Mexico produces about 45% of the world's avocados and Michoacán is Mexico's largest avocado-producing state.
From here alone, nearly two billion avocados are shipped to the US every year.
And because the industry is a lucrative one, it has been the target of organised crime.
As you enter Tancítaro, there are a series of checkpoints. They are known as filtros, or filters, by people here.
Some are more informal than others. One has a few sandbags and some elderly men sitting on a broken car seat outside a hut.
We pass another one with several pickup trucks standing outside. I notice a man with a rifle across his back. This is a well-armed town.
Michoacán is where the "war on drugs" started in 2006.
The strategy was launched by the then-president, Felipe Calderón, and its aim was to crack down on drug cartels by sending in troops.
But far from solving the problem of drug-related killings, it caused the cartels to fragment and violence increased further as rival factions fought each other for control of the drugs trade.
"From 2007, armed people started coming," says the mayor of Tancítaro, Arturo Olivera Gutiérrez.
"They started to pressure local authorities, to take control of the local police and take over the population through fear. Many people disappeared, they started killing, intimidating, taking over land."
In the absence of an effective police force, communities armed themselves to ensure the security of their towns, leading to the emergence in 2013 of "self-defence groups" in Michoacán.
The same happened in Tancítaro, too.
But while in other parts of Michoacán the self-defence groups were taken over by organised crime or dismantled by government forces, residents of Tancítaro did something different.
Avocado police
On one side of the town's main square is the headquarters of Tancítaro's public security body (CUSEPT).
There are nine or 10 people standing outside wearing body armour and carrying guns.
"The self-defence groups freed the municipality from organised crime and then, in conjunction with the government, we worked with the avocado producers to recruit police," explains José Hugo Sánchez Mendoza, the head of CUSEPT.
"The first prerequisite was that the force be made up of people from this municipality."
The police force is part-funded by avocado producers, who pay a percentage of their earnings depending on how many hectares they own.
The municipal government also contributes to the force and its members get training from federal forces.
Everyone in CUSEPT is connected to the avocado trade in some form, which Tancítaro's mayor reckons is its recipe for success.

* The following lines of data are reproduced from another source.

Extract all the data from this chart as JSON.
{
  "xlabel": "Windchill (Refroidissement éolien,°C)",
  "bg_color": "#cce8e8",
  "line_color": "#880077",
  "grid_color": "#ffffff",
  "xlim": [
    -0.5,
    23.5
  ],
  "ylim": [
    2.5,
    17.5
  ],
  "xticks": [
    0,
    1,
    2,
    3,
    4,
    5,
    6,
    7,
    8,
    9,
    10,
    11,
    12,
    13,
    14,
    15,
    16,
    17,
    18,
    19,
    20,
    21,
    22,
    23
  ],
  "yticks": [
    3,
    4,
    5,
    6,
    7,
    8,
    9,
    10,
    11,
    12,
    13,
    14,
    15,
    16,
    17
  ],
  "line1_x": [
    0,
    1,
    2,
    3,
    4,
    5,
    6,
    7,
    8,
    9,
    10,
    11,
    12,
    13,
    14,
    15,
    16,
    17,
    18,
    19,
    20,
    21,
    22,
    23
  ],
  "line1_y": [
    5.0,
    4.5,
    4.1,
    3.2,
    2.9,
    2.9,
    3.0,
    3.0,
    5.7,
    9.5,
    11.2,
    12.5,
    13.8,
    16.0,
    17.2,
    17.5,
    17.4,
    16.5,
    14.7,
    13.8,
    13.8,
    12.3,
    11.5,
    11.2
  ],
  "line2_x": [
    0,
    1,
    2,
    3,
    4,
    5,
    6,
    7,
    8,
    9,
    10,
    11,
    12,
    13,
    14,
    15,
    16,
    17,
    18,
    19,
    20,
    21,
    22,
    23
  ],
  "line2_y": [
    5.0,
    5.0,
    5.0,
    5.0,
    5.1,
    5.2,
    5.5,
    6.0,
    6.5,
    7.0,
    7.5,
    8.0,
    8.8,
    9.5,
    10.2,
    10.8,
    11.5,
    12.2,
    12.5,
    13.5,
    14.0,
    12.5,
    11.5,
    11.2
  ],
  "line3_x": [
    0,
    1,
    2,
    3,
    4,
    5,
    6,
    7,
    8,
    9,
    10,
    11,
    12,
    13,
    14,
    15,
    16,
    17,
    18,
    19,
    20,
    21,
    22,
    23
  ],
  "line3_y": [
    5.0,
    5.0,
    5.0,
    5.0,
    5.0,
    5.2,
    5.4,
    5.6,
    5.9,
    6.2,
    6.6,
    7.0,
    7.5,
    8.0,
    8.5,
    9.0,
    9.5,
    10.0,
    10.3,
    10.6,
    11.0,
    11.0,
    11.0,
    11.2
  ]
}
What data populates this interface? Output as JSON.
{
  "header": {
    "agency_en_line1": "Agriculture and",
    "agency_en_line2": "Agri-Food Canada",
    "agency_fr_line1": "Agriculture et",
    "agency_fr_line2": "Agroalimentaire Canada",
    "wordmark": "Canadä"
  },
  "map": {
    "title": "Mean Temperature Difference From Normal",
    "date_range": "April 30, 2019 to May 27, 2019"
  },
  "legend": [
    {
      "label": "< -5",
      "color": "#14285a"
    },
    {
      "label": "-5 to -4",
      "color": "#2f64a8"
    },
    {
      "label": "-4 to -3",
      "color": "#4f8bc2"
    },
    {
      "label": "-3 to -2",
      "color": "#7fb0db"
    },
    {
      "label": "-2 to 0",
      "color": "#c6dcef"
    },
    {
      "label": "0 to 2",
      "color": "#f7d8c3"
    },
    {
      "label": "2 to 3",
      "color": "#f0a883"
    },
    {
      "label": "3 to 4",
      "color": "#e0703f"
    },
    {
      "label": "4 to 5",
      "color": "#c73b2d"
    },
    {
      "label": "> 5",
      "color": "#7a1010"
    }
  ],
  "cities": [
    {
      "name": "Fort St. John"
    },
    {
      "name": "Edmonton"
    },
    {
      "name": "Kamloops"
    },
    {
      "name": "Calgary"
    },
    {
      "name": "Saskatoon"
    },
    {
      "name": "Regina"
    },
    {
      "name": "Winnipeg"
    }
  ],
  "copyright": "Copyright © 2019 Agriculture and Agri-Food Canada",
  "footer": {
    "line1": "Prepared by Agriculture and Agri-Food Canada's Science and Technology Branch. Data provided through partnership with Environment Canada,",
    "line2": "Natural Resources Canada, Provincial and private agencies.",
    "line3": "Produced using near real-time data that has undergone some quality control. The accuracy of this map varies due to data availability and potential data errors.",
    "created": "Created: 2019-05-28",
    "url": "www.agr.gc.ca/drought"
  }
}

People have a lot to lose and want to protect it, he explains.
They also have money. Their equipment is impressive. They all carry arms, wear body armour and have a bullet-proof pickup.
On one of their patrols, I sit next to Lorena Flores, who has her own farm.
She tells me she signed up because she was fed up with paying extortion to criminals.
She works with the force from Monday to Friday, eight to four. The time off is spent on her farm. She says that life here is much safer now.
Community watchdogs
At one point we stop at a junction where there is a checkpoint, a two-storey house painted in camouflage colours.
Opposite the checkpoint is a group of men, chatting by their cars.
They are one of 16 different community groups that work with police here, tipping them off about anything that is suspicious.
The men told me they had weapons but did not want to show me.
The police say the community groups do not carry guns openly but that they are there to help the police and inform them.
It is a bit of a grey area but one that seems to work for the town.
Better safe than sorry
Later I meet Chema Flores, a wealthy farmer who has been in the avocado business since 1982.
He says he never imagined the demand for avocados would take off the way it has.
It has changed his life for good and bad.
Down the side of the driver's seat I spot a huge gun. I ask him why he has it.
"At the moment, here it's safe, there's lots of security but in other areas it's ugly, I don't want to lie," he tells me.
"They kidnapped my son when he was 16. They asked for $1m [£760,000] but I only had $500,000 to give them. I was also kidnapped twice."
He tells me he has permission to carry a gun and employs four armed bodyguards to protect him and his son around the clock.
The need for such security feels extreme for a farmer but you can see how the alternative could be worse.
Everyone in the town tells me that there are no kidnappings, no extortions now.
Producers like Lorena and Chema can sleep sound at night.
Tancítaro's heavily armed avocado police in its own way is a bright spot in a dark period for Mexico.
This year so far is the deadliest for the country in two decades.